A una manciata di miglia dalla costa, giacciono da allora su bassi fondali (12-20 metri) ormai anossici. “Qui ristagna almeno un metro di poltiglia e la visibilità è scarsa”: conferma Valter Sabatini, presidente dell’associazione subacquea Subtridente.


Si tratta soprattutto di bombe d’aereo C.500T, realizzate in Italia (usata in Etiopia, Libia e Somalia per ordine di Mussolini) con lo scopo di consentire il tiro da alta quota con aggressivo chimico in forma liquida, contro bersagli di ogni genere, anche umani.
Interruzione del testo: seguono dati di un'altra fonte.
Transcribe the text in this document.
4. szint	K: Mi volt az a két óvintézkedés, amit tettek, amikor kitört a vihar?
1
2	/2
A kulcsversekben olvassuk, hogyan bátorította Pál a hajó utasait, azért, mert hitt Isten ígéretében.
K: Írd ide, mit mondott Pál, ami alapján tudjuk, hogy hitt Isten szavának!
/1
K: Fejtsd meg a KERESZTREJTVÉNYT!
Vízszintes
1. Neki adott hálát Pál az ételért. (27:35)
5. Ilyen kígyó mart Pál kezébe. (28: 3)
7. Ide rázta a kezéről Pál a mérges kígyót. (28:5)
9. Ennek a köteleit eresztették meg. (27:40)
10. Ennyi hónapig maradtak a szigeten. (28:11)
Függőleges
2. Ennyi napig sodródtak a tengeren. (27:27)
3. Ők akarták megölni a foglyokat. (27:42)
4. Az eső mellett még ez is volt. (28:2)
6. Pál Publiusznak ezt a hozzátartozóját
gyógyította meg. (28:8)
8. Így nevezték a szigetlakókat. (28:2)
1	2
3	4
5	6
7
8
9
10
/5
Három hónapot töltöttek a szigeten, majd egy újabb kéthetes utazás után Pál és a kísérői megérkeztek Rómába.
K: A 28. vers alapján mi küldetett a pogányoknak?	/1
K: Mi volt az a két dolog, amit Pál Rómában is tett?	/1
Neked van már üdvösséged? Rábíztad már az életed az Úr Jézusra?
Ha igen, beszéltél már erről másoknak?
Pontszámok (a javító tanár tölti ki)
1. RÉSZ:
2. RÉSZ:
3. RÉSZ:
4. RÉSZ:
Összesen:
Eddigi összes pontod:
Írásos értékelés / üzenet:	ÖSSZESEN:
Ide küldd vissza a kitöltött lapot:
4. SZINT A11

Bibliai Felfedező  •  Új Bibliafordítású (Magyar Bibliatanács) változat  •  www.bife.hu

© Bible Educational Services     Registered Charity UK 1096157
Ufficialmente, a conti fatti in totale, circa 10 mila tonnellate di micidiale spazzatura bellica – proibita dalla Convenzione di Ginevra del 1925 e dal Trattato di Parigi del 1993 – che ha trasformato questa area dell’Adriatico in una discarica di guerra.



Il 22 aprile 2008 l’interrogazione sulle bombe proibite in Consiglio Regionale ad Ancona fa un buco nell’acqua.
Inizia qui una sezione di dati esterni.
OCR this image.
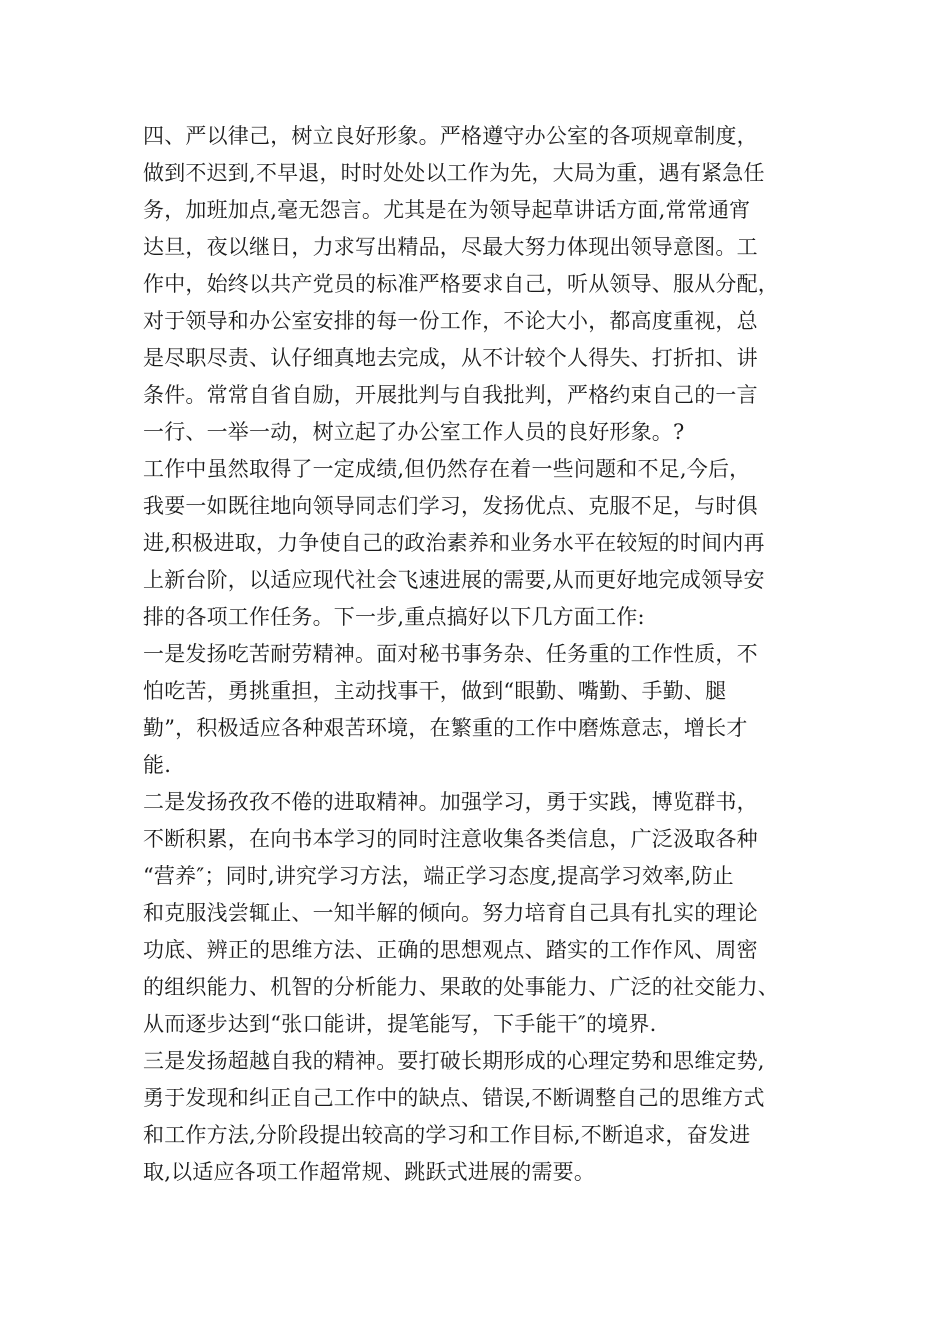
四、严以律己，树立良好形象。严格遵守办公室的各项规章制度，
做到不迟到,不早退，时时处处以工作为先，大局为重，遇有紧急任
务，加班加点,毫无怨言。尤其是在为领导起草讲话方面,常常通宵
达旦，夜以继日，力求写出精品，尽最大努力体现出领导意图。工
作中，始终以共产党员的标准严格要求自己，听从领导、服从分配，
对于领导和办公室安排的每一份工作，不论大小，都高度重视，总
是尽职尽责、认仔细真地去完成，从不计较个人得失、打折扣、讲
条件。常常自省自励，开展批判与自我批判，严格约束自己的一言
一行、一举一动，树立起了办公室工作人员的良好形象。?
工作中虽然取得了一定成绩,但仍然存在着一些问题和不足,今后，
我要一如既往地向领导同志们学习，发扬优点、克服不足，与时俱
进,积极进取，力争使自己的政治素养和业务水平在较短的时间内再
上新台阶，以适应现代社会飞速进展的需要,从而更好地完成领导安
排的各项工作任务。下一步,重点搞好以下几方面工作:
一是发扬吃苦耐劳精神。面对秘书事务杂、任务重的工作性质，不
怕吃苦，勇挑重担，主动找事干，做到“眼勤、嘴勤、手勤、腿
勤”，积极适应各种艰苦环境，在繁重的工作中磨炼意志，增长才
能.
二是发扬孜孜不倦的进取精神。加强学习，勇于实践，博览群书，
不断积累，在向书本学习的同时注意收集各类信息，广泛汲取各种
“营养″；同时,讲究学习方法，端正学习态度,提高学习效率,防止
和克服浅尝辄止、一知半解的倾向。努力培育自己具有扎实的理论
功底、辨正的思维方法、正确的思想观点、踏实的工作作风、周密
的组织能力、机智的分析能力、果敢的处事能力、广泛的社交能力、
从而逐步达到“张口能讲，提笔能写，下手能干″的境界.
三是发扬超越自我的精神。要打破长期形成的心理定势和思维定势,
勇于发现和纠正自己工作中的缺点、错误,不断调整自己的思维方式
和工作方法,分阶段提出较高的学习和工作目标,不断追求，奋发进
取,以适应各项工作超常规、跳跃式进展的需要。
Nel 2010 Luca Ceriscioli – nel ruolo di primo cittadino -scrisse al ministro della Difesa La Russa, ma non ebbe una risposta risolutiva.
Nel 2014 il Comitato Nazionale Bonifica Armi Chimiche ha presentato alla locale Procura un esposto, archiviato nel 2015 dalla pm Garulli. I firmatari della documentata denuncia – Alessandro Lelli e Italo Campagnoli – hanno richiesto l’acquisizione del fascicolo giudiziario, che però da mesi viene pretestuosamente viene negato agli aventi diritto. Il magistrato investito del caso, ha minimamente indagato?
Anche tutti i governi italiani (all’epoca da Berlusconi e oggi fino alla Meloni) dal 25 novembre 2010, non rispondono all’interrogazione parlamentare a risposta scritta numero 4/09713. Perché?

Inoltre, nel 2017 grazie al voto contrario dell’attuale sindaco di Pesaro Biancani, non è stata approvata la mozione 175 che prevedeva la bonifica marina dei pericolosi residuati bellici.
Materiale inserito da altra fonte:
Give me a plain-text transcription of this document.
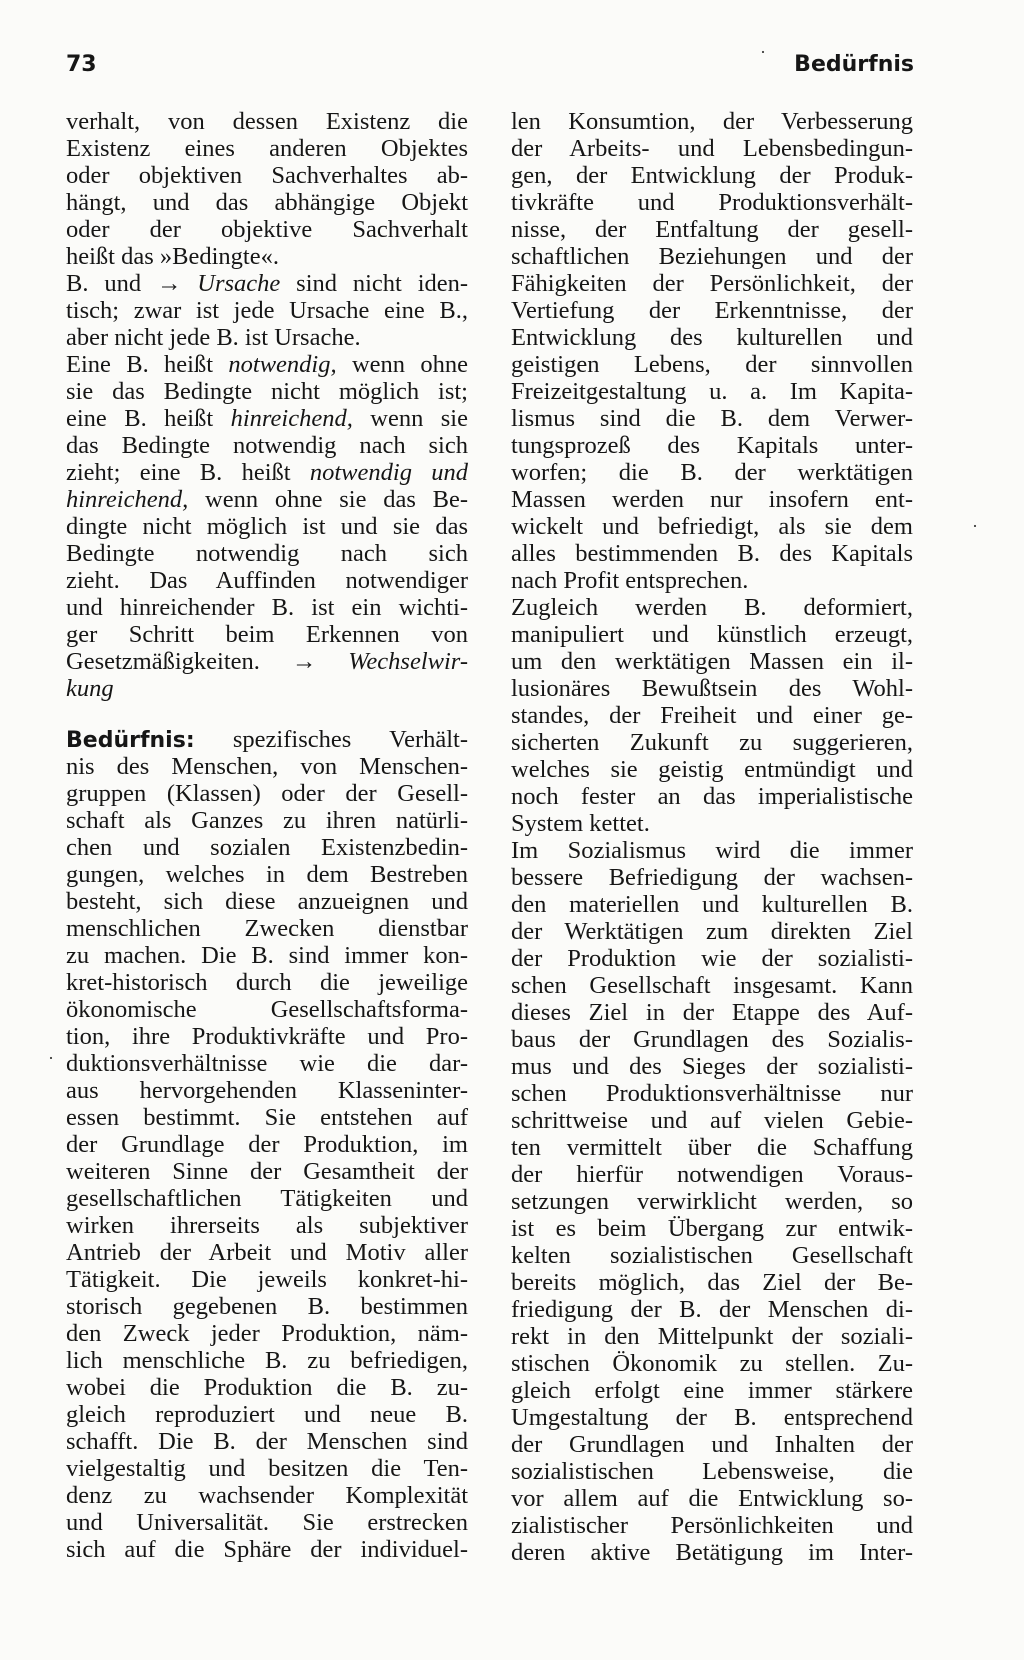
73	Bedürfnis
verhalt, von dessen Existenz die
Existenz eines anderen Objektes
oder objektiven Sachverhaltes ab-
hängt, und das abhängige Objekt
oder der objektive Sachverhalt
heißt das »Bedingte«.
B. und → Ursache sind nicht iden-
tisch; zwar ist jede Ursache eine B.,
aber nicht jede B. ist Ursache.
Eine B. heißt notwendig, wenn ohne
sie das Bedingte nicht möglich ist;
eine B. heißt hinreichend, wenn sie
das Bedingte notwendig nach sich
zieht; eine B. heißt notwendig und
hinreichend, wenn ohne sie das Be-
dingte nicht möglich ist und sie das
Bedingte notwendig nach sich
zieht. Das Auffinden notwendiger
und hinreichender B. ist ein wichti-
ger Schritt beim Erkennen von
Gesetzmäßigkeiten. → Wechselwir-
kung
Bedürfnis: spezifisches Verhält-
nis des Menschen, von Menschen-
gruppen (Klassen) oder der Gesell-
schaft als Ganzes zu ihren natürli-
chen und sozialen Existenzbedin-
gungen, welches in dem Bestreben
besteht, sich diese anzueignen und
menschlichen Zwecken dienstbar
zu machen. Die B. sind immer kon-
kret-historisch durch die jeweilige
ökonomische Gesellschaftsforma-
tion, ihre Produktivkräfte und Pro-
duktionsverhältnisse wie die dar-
aus hervorgehenden Klasseninter-
essen bestimmt. Sie entstehen auf
der Grundlage der Produktion, im
weiteren Sinne der Gesamtheit der
gesellschaftlichen Tätigkeiten und
wirken ihrerseits als subjektiver
Antrieb der Arbeit und Motiv aller
Tätigkeit. Die jeweils konkret-hi-
storisch gegebenen B. bestimmen
den Zweck jeder Produktion, näm-
lich menschliche B. zu befriedigen,
wobei die Produktion die B. zu-
gleich reproduziert und neue B.
schafft. Die B. der Menschen sind
vielgestaltig und besitzen die Ten-
denz zu wachsender Komplexität
und Universalität. Sie erstrecken
sich auf die Sphäre der individuel-
len Konsumtion, der Verbesserung
der Arbeits- und Lebensbedingun-
gen, der Entwicklung der Produk-
tivkräfte und Produktionsverhält-
nisse, der Entfaltung der gesell-
schaftlichen Beziehungen und der
Fähigkeiten der Persönlichkeit, der
Vertiefung der Erkenntnisse, der
Entwicklung des kulturellen und
geistigen Lebens, der sinnvollen
Freizeitgestaltung u. a. Im Kapita-
lismus sind die B. dem Verwer-
tungsprozeß des Kapitals unter-
worfen; die B. der werktätigen
Massen werden nur insofern ent-
wickelt und befriedigt, als sie dem
alles bestimmenden B. des Kapitals
nach Profit entsprechen.
Zugleich werden B. deformiert,
manipuliert und künstlich erzeugt,
um den werktätigen Massen ein il-
lusionäres Bewußtsein des Wohl-
standes, der Freiheit und einer ge-
sicherten Zukunft zu suggerieren,
welches sie geistig entmündigt und
noch fester an das imperialistische
System kettet.
Im Sozialismus wird die immer
bessere Befriedigung der wachsen-
den materiellen und kulturellen B.
der Werktätigen zum direkten Ziel
der Produktion wie der sozialisti-
schen Gesellschaft insgesamt. Kann
dieses Ziel in der Etappe des Auf-
baus der Grundlagen des Sozialis-
mus und des Sieges der sozialisti-
schen Produktionsverhältnisse nur
schrittweise und auf vielen Gebie-
ten vermittelt über die Schaffung
der hierfür notwendigen Voraus-
setzungen verwirklicht werden, so
ist es beim Übergang zur entwik-
kelten sozialistischen Gesellschaft
bereits möglich, das Ziel der Be-
friedigung der B. der Menschen di-
rekt in den Mittelpunkt der soziali-
stischen Ökonomik zu stellen. Zu-
gleich erfolgt eine immer stärkere
Umgestaltung der B. entsprechend
der Grundlagen und Inhalten der
sozialistischen Lebensweise, die
vor allem auf die Entwicklung so-
zialistischer Persönlichkeiten und
deren aktive Betätigung im Inter-
·
·
·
In compenso, la stessa Regione Marche ha autorizzato in loco, proprio in prossimità delle zone marine inquinate dalla presenza dei predetti veleni chimici, addirittura l’attività di impianti per la maricoltura.


Insomma, un mare minato. A scanso di facili equivoci, anche il Portolano della Marina (periodicamente aggiornato) segnala le aree a rischio e pericolo, dove peraltro, durante la guerra in Jugoslavia sono stati affondati da velivoli targati NATO, numerosi altri ordigni speciali e non convenzionali. Anche in tal caso, la medesima Regione Marche ha fatto finta di niente, come attesta un’interrogazione finita in lettera morta. Poiché le autorità ad ogni livello e grado fanno finta di niente, per squarciare il clima di omertà locale, una domanda è d’obbligo: c’è un giudice almeno a Berlino?